That fervor's obvious in most of Amerie's performances. She's the Diana Ross of "You Keep Me Hangin' On," aware of the thin line between acceptance and hysteria, although thankfully Amerie's still not quite big enough a star for the awareness to ossify her energy into the rictus grin of "Muscles" and "It's My Turn." Unlike Beyonce, she can make her ballads signify beyond mere intimations of vulnerability. As Tim Finney remarks, her producers are savvy enough to luxuriate in the tension between her multitracked choruses and crisply enunciated verses, but this theory does little justice to what Amerie accomplishes on an "American Idol" readymade like "All Roads," on whose final forty-five seconds she's actually allowed to sing herself hoarse. It's a stunning moment: this is no Jennifer Hudson sustained aria of indestructibility, it's weakness, unmediated. It's what we expect "American Idol" to be instead of sell.
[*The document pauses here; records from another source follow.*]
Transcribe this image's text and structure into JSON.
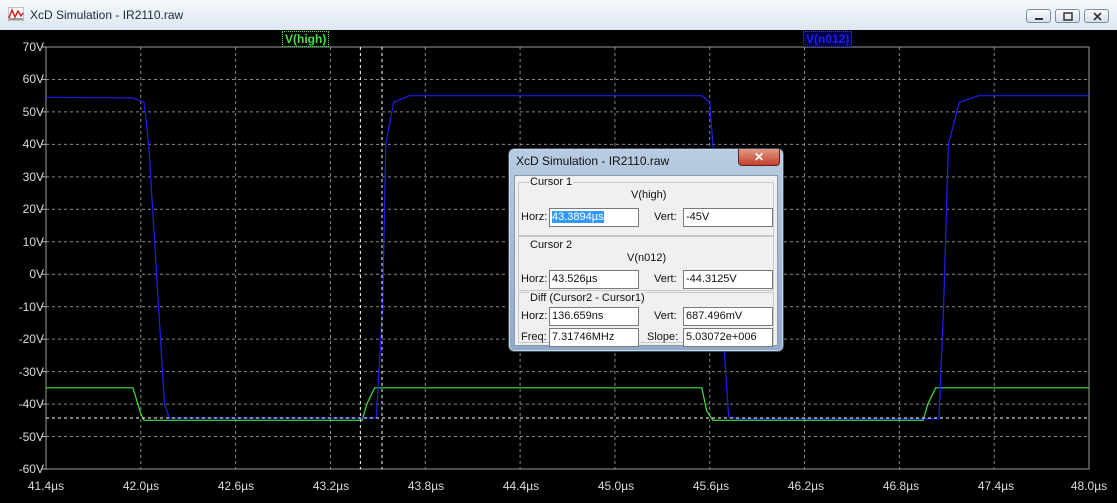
{
  "window": {
    "title": "XcD Simulation - IR2110.raw"
  },
  "plot": {
    "trace_labels": [
      {
        "name": "V(high)",
        "color": "#3fe13f"
      },
      {
        "name": "V(n012)",
        "color": "#1e1ef0"
      }
    ],
    "y_ticks": [
      "70V",
      "60V",
      "50V",
      "40V",
      "30V",
      "20V",
      "10V",
      "0V",
      "-10V",
      "-20V",
      "-30V",
      "-40V",
      "-50V",
      "-60V"
    ],
    "x_ticks": [
      "41.4µs",
      "42.0µs",
      "42.6µs",
      "43.2µs",
      "43.8µs",
      "44.4µs",
      "45.0µs",
      "45.6µs",
      "46.2µs",
      "46.8µs",
      "47.4µs",
      "48.0µs"
    ]
  },
  "chart_data": {
    "type": "line",
    "xlim": [
      41.4,
      48.0
    ],
    "ylim": [
      -60,
      70
    ],
    "grid": true,
    "series": [
      {
        "name": "V(high)",
        "color": "#3fe13f",
        "x": [
          41.4,
          41.95,
          42.0,
          42.02,
          43.4,
          43.43,
          43.48,
          44.5,
          45.55,
          45.58,
          45.62,
          46.95,
          46.98,
          47.03,
          48.0
        ],
        "y": [
          -35,
          -35,
          -43,
          -45,
          -45,
          -40,
          -35,
          -35,
          -35,
          -42,
          -45,
          -45,
          -40,
          -35,
          -35
        ]
      },
      {
        "name": "V(n012)",
        "color": "#1e1ef0",
        "x": [
          41.4,
          41.95,
          42.02,
          42.05,
          42.1,
          42.15,
          42.18,
          43.49,
          43.53,
          43.55,
          43.6,
          43.7,
          45.55,
          45.6,
          45.62,
          45.66,
          45.72,
          45.78,
          46.18,
          47.05,
          47.08,
          47.11,
          47.18,
          47.3,
          48.0
        ],
        "y": [
          54.5,
          54.3,
          53,
          40,
          0,
          -40,
          -44.3,
          -44.3,
          -10,
          40,
          53,
          55,
          55,
          53,
          40,
          0,
          -44,
          -44.5,
          -44.5,
          -44.5,
          -10,
          40,
          53,
          55,
          55
        ]
      }
    ],
    "cursors_x": [
      43.3894,
      43.526
    ],
    "cursor_level_y": -44.3
  },
  "dialog": {
    "title": "XcD Simulation - IR2110.raw",
    "cursor1": {
      "label": "Cursor 1",
      "signal": "V(high)",
      "horz_label": "Horz:",
      "horz_value": "43.3894µs",
      "vert_label": "Vert:",
      "vert_value": "-45V"
    },
    "cursor2": {
      "label": "Cursor 2",
      "signal": "V(n012)",
      "horz_label": "Horz:",
      "horz_value": "43.526µs",
      "vert_label": "Vert:",
      "vert_value": "-44.3125V"
    },
    "diff": {
      "label": "Diff (Cursor2 - Cursor1)",
      "horz_label": "Horz:",
      "horz_value": "136.659ns",
      "vert_label": "Vert:",
      "vert_value": "687.496mV",
      "freq_label": "Freq:",
      "freq_value": "7.31746MHz",
      "slope_label": "Slope:",
      "slope_value": "5.03072e+006"
    }
  }
}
Re Amerie's "Crush" versus Ciara's "C.R.U.S.H.": were I to extend the New Wave diva analogy I started here, I'd say that Amerie is Alison Moyet to Ciara's Annie Lennox. The marketplace is responding in this manner, unfortunately, as Because I Love It's release date has been pushed back for months and I rarely hear Amerie on the radio. Meanwhile cooler-than-ice-cream Ciara will likely enjoy an audience likely to follow her into continued adult-contemporary remuneration. In the U.S. it's rare enough to see distance triumph over investment that this seems at best a mixed victory.